By culturing mini-brains from the cells of people with a genetic predisposition to these diseases — who account for about 1 percent to 5 percent of all cases — Wray hopes to find out what goes awry with the two proteins as neurons grow.
“We are making mini-brains to try to follow the disease in real time,” she said. “We hope to see the very earliest disease-associated changes — that’s important when we think about developing treatment.”
She has found that the tau proteins for the disease samples are different from those in healthy samples. My cultures might eventually be anonymized and used as one of those control samples.
Yet, I do think of these brain organoids as “mine,” although not with any sense of ownership or pastoral duty. That is probably a common response in people whose cells are cultured in the lab.

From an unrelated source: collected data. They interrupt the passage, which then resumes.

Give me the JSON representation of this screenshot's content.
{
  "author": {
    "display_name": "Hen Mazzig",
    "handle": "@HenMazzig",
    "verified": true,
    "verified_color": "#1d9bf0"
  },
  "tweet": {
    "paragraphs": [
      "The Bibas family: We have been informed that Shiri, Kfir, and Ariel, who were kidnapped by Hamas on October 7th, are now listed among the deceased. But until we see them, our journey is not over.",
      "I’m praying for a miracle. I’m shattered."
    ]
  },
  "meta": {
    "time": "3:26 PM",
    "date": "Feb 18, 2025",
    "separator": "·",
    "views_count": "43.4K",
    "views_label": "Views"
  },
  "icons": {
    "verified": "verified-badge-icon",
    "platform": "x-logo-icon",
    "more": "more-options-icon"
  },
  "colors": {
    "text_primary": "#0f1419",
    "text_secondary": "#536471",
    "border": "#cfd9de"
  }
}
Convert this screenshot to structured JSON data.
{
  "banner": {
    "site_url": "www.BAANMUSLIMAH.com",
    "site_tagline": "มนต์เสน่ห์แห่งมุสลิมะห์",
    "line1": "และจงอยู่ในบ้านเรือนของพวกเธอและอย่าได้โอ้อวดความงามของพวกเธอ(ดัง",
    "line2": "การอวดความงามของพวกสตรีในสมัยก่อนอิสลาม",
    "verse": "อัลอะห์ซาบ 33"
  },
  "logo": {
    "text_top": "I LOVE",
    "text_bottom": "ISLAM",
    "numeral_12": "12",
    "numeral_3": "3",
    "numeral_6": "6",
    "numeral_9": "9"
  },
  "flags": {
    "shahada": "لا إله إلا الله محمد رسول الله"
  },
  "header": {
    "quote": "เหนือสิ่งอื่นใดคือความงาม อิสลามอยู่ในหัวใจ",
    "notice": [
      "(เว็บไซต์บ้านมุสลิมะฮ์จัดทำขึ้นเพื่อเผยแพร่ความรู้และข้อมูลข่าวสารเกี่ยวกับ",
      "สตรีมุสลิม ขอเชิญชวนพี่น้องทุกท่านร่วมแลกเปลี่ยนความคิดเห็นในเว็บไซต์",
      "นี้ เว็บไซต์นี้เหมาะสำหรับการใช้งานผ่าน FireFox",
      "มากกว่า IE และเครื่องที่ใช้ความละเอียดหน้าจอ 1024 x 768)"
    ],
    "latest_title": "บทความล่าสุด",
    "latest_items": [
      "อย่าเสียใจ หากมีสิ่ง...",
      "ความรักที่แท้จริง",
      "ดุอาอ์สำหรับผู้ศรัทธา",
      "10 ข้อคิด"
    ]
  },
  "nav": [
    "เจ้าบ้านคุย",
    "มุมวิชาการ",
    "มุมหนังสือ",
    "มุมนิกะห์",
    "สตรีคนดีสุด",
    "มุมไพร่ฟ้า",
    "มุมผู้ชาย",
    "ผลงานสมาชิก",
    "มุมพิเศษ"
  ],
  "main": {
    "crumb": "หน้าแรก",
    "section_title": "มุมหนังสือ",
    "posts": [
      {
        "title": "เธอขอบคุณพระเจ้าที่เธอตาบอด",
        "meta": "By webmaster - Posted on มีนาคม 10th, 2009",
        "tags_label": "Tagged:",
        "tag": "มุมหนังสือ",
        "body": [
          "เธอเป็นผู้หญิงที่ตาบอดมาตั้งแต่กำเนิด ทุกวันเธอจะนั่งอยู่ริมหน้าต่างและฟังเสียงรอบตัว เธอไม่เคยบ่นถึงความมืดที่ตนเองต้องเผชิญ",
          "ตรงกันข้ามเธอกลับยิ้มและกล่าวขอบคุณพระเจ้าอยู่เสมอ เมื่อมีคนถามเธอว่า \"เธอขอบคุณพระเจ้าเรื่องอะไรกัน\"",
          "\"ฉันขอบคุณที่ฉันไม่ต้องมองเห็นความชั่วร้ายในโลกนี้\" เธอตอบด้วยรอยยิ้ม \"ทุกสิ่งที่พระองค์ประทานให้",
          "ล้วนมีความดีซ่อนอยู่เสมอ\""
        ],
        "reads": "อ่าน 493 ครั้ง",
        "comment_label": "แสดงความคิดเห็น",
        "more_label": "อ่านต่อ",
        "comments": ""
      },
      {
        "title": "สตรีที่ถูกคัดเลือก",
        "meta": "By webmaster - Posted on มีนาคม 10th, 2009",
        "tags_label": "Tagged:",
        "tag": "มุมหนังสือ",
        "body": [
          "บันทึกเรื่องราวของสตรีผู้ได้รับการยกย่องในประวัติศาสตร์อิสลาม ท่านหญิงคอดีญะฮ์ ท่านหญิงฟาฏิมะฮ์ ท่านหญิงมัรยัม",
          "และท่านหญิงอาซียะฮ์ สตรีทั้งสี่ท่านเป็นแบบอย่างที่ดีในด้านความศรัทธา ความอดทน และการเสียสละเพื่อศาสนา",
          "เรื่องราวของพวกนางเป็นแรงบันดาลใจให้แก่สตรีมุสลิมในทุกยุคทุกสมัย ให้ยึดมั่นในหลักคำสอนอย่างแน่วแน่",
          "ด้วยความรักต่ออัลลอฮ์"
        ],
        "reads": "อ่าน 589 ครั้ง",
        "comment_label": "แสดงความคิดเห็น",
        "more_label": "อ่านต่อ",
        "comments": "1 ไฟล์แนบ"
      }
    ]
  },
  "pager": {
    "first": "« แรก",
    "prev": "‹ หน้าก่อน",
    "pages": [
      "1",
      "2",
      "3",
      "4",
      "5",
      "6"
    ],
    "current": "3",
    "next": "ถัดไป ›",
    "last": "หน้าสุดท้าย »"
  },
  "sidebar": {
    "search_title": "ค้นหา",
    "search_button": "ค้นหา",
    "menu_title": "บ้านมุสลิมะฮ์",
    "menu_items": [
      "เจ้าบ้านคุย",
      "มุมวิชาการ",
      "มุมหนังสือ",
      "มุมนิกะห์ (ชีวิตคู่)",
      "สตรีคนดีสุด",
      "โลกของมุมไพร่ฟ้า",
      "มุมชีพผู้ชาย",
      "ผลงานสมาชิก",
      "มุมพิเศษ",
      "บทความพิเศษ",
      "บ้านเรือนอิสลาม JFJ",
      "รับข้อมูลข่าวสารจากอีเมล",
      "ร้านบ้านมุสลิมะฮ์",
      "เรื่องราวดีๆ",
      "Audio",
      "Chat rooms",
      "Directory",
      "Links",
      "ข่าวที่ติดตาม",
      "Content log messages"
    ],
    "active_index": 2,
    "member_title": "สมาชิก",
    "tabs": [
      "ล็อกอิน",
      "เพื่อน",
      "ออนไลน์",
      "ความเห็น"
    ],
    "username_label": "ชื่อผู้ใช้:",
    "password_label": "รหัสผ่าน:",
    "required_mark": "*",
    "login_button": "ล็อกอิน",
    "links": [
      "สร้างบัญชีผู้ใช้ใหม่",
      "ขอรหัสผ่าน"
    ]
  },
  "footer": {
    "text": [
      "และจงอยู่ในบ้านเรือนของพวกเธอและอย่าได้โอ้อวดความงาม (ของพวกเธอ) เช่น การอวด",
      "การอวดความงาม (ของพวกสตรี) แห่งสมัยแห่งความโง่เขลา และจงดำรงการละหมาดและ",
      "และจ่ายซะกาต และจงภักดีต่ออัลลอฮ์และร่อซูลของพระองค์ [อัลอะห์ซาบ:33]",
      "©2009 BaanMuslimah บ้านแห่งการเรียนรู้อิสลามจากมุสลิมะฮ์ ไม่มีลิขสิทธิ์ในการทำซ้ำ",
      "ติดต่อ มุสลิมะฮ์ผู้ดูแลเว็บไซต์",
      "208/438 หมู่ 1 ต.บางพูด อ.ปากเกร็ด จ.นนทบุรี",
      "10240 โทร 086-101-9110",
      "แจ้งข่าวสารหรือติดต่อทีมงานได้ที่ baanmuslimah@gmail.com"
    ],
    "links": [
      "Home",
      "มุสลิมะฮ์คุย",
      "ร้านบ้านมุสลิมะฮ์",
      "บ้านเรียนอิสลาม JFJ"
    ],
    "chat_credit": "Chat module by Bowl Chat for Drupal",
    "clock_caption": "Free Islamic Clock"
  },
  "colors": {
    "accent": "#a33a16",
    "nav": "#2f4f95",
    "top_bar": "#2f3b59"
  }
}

The cancer cells taken in 1951 from the patient Henrietta Lacks at Johns Hopkins University Hospital in Baltimore, Maryland, just before she died, and used for research — without her consent, which was not then required — are still regarded by Lacks’ surviving family as in some sense “her,” as Rebecca Skloot described in her bestselling 2011 book The Immortal Life of Henrietta Lacks.
These “HeLa” cells are now the standard cell line for studying cancer and millions of tonnes of them have been grown worldwide: a piece of a person turned into a mass-produced commodity.